发现莫比乌斯反演就是多刷题,发现莫比乌斯反演就是容斥.莫比乌斯反演就是数论反演
-----------by Gzy
luoguP2568 GCD
链接:luoguP2568 && bzoj2818: GCD
题目描述
给定整数N,求1<=x,y<=N且Gcd(x,y)为素数的数对(x,y)有多少对.
输入输出格式
输入格式:
一个整数n
输出格式:
答案
输入输出样例
输入样例#1:
4
输出样例#1: 复制
4
题解
考虑每个素数对答案的贡献.
\[gcd(x,y) = p\]
\[gcd(x/p,y/p) = 1\]
就转化成了两个互质的数对对答案贡献1.线性筛phi,求一个前缀和即可.
因为\[(x,y) = (y,x) (x ≠ y)\]所以ans要乘2,由于还有gcd(1,1)这个特殊情况,再-1
// luogu-judger-enable-o2
#include <iostream>
#include <cstdio>
const int X = 10000001;
int n,num;
long long prime[X],phi[X];
bool is_prime[X];
void init() {
phi[1] = 1;
for(int i = 2;i <= n;++ i){
if(!is_prime[i]){
prime[num ++] = i;
phi[i] = i - 1;
}
for(int j = 0;j < num && i * prime[j] <= n;++ j){
is_prime[i * prime[j]] = true;
if(i % prime[j] == 0){
phi[i * prime[j]] = phi[i] * prime[j];
break;
}
else{
phi[i * prime[j]] = phi[i] * (prime[j] - 1);
}
}
}
}
int main(){
scanf("%d",&n);
init();
for(int i = 2;i <= n;++ i)phi[i] += phi[i - 1];
long long ans = 0;
for(int i = 0;i < num;++ i)ans += phi[n / prime[i]] * 2 - 1;
printf("%lld",ans);
return 0;
}hdu1695 GCD
题目链接:HDU 1695
Problem Description
Given 5 integers: a, b, c, d, k, you're to find x in a...b, y in c...d that GCD(x, y) = k. GCD(x, y)means the greatest common divisor of x and y. Since the number of choices may be very large, you're only required to output the total number of different number pairs.Please notice that, (x=5, y=7) and (x=7, y=5) are considered to be the same.Yoiu can assume that a = c = 1 in all test cases.
Input
The input consists of several test cases. The first line of the input is the number of the cases. There are no more than 3,000 cases.

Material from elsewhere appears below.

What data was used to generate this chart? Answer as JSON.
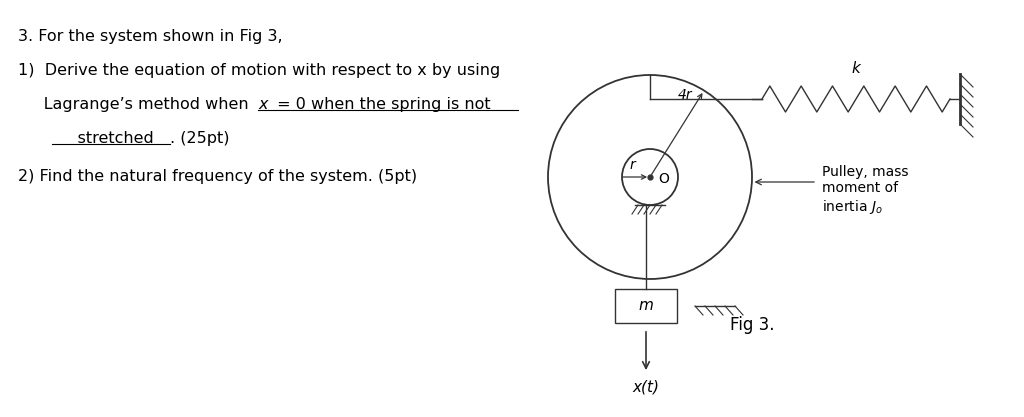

Each case contains five integers: a, b, c, d, k, 0 < a <= b <= 100,000, 0 < c <= d <= 100,000, 0 <= k <= 100,000, as described above.
Output
For each test case, print the number of choices. Use the format in the example.
Sample Input
2
1 3 1 5 1
1 11014 1 14409 9
Sample Output
Case 1: 9
Case 2: 736427
HintFor the first sample input, all the 9 pairs of numbers are (1, 1), (1, 2), (1, 3), (1, 4), (1, 5), (2, 3), (2, 5), (3, 4), (3, 5).
注意a = 1,c = 1,此题细节很多,我都标了括号.
题意:让你求出\[\sum_{i=1}^{b}\sum_{j=1}^{d}[gcd(x,y)=d]\]

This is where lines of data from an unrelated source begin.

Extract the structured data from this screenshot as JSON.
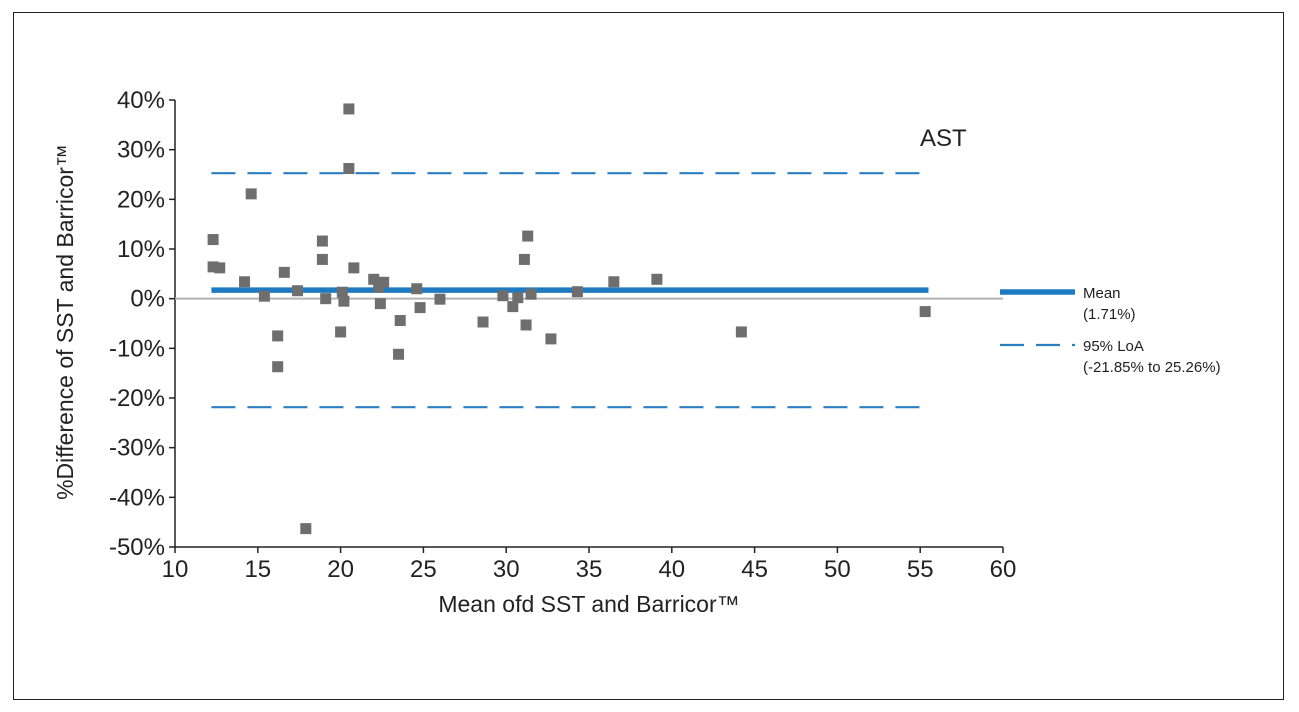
{
  "chart_data": {
    "type": "scatter",
    "panel_label": "AST",
    "xlabel": "Mean ofd SST and Barricor™",
    "ylabel": "%Difference of SST and Barricor™",
    "xlim": [
      10,
      60
    ],
    "ylim": [
      -50,
      40
    ],
    "x_ticks": [
      "10",
      "15",
      "20",
      "25",
      "30",
      "35",
      "40",
      "45",
      "50",
      "55",
      "60"
    ],
    "y_ticks": [
      "40%",
      "30%",
      "20%",
      "10%",
      "0%",
      "-10%",
      "-20%",
      "-30%",
      "-40%",
      "-50%"
    ],
    "mean_value": 1.71,
    "loa_lower": -21.85,
    "loa_upper": 25.26,
    "line_x_range": [
      12.2,
      55.5
    ],
    "zero_line": 0,
    "grid": false,
    "legend_position": "right",
    "legend": [
      {
        "label_line1": "Mean",
        "label_line2": "(1.71%)",
        "style": "solid"
      },
      {
        "label_line1": "95% LoA",
        "label_line2": "(-21.85% to 25.26%)",
        "style": "dashed"
      }
    ],
    "points": [
      {
        "x": 12.3,
        "y": 11.9
      },
      {
        "x": 12.3,
        "y": 6.4
      },
      {
        "x": 12.7,
        "y": 6.2
      },
      {
        "x": 14.2,
        "y": 3.4
      },
      {
        "x": 14.6,
        "y": 21.1
      },
      {
        "x": 15.4,
        "y": 0.5
      },
      {
        "x": 16.2,
        "y": -7.5
      },
      {
        "x": 16.2,
        "y": -13.7
      },
      {
        "x": 16.6,
        "y": 5.3
      },
      {
        "x": 17.4,
        "y": 1.6
      },
      {
        "x": 17.9,
        "y": -46.3
      },
      {
        "x": 18.9,
        "y": 11.6
      },
      {
        "x": 18.9,
        "y": 7.9
      },
      {
        "x": 19.1,
        "y": 0.0
      },
      {
        "x": 20.0,
        "y": -6.7
      },
      {
        "x": 20.1,
        "y": 1.3
      },
      {
        "x": 20.2,
        "y": -0.5
      },
      {
        "x": 20.5,
        "y": 26.2
      },
      {
        "x": 20.5,
        "y": 38.2
      },
      {
        "x": 20.8,
        "y": 6.2
      },
      {
        "x": 22.0,
        "y": 3.9
      },
      {
        "x": 22.3,
        "y": 2.3
      },
      {
        "x": 22.4,
        "y": -1.0
      },
      {
        "x": 22.6,
        "y": 3.3
      },
      {
        "x": 23.5,
        "y": -11.2
      },
      {
        "x": 23.6,
        "y": -4.4
      },
      {
        "x": 24.6,
        "y": 2.0
      },
      {
        "x": 24.8,
        "y": -1.8
      },
      {
        "x": 26.0,
        "y": -0.1
      },
      {
        "x": 28.6,
        "y": -4.7
      },
      {
        "x": 29.8,
        "y": 0.6
      },
      {
        "x": 30.4,
        "y": -1.6
      },
      {
        "x": 30.7,
        "y": 0.2
      },
      {
        "x": 31.1,
        "y": 7.9
      },
      {
        "x": 31.2,
        "y": -5.3
      },
      {
        "x": 31.3,
        "y": 12.6
      },
      {
        "x": 31.5,
        "y": 0.9
      },
      {
        "x": 32.7,
        "y": -8.1
      },
      {
        "x": 34.3,
        "y": 1.4
      },
      {
        "x": 36.5,
        "y": 3.4
      },
      {
        "x": 39.1,
        "y": 3.9
      },
      {
        "x": 44.2,
        "y": -6.7
      },
      {
        "x": 55.3,
        "y": -2.6
      }
    ]
  },
  "colors": {
    "mean_line": "#1f7bc1",
    "loa_line": "#2a7fc4",
    "points": "#6e6e6e",
    "zero_line": "#b3b3b3",
    "axis": "#222222"
  }
}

跟T1的思路差不多.\[gcd(x,y) = k;gcd(x/k,y/k) = 1\]
然后我们怎么求呢.现在开始莫比乌斯反演.
设函数\[f(d) 是 gcd(x,y) = d\]的对数的个数.
F(d) = \[\sum_{d|n}f(n)\]的对数.
∵\(d|gcd(x,y)\)
∴\(d|x,d|y\)
∴\(F(x) = (a/x) * (b / x)\)(x中有多少x的倍数,y中有多少d的倍数)
反演得到:
\[f(n)=\sum_{n|d}\mu{[d]}F(d)\]
∵我们求得是gcd(x,y) = 1,根据f函数的定义
∴我们求f(1)
f(1) = \[\sum_{i=1}^{min(a,b)} \mu [d]F(d)\](枚举到min(a,b),因为F(d),d最大为min(a,b))
然后欢乐的枚举就好了.
根据题面,我们发现这样会有重复的.
\(gcd(x,y) = gcd(y,x) = 1\)但这样并不被允许,所以我们利用容斥原理,将它删去.
因为重复的都是min(a,b)里面的,所以只要将min(a,b) 到max(a,b)中的数显然不会有重复.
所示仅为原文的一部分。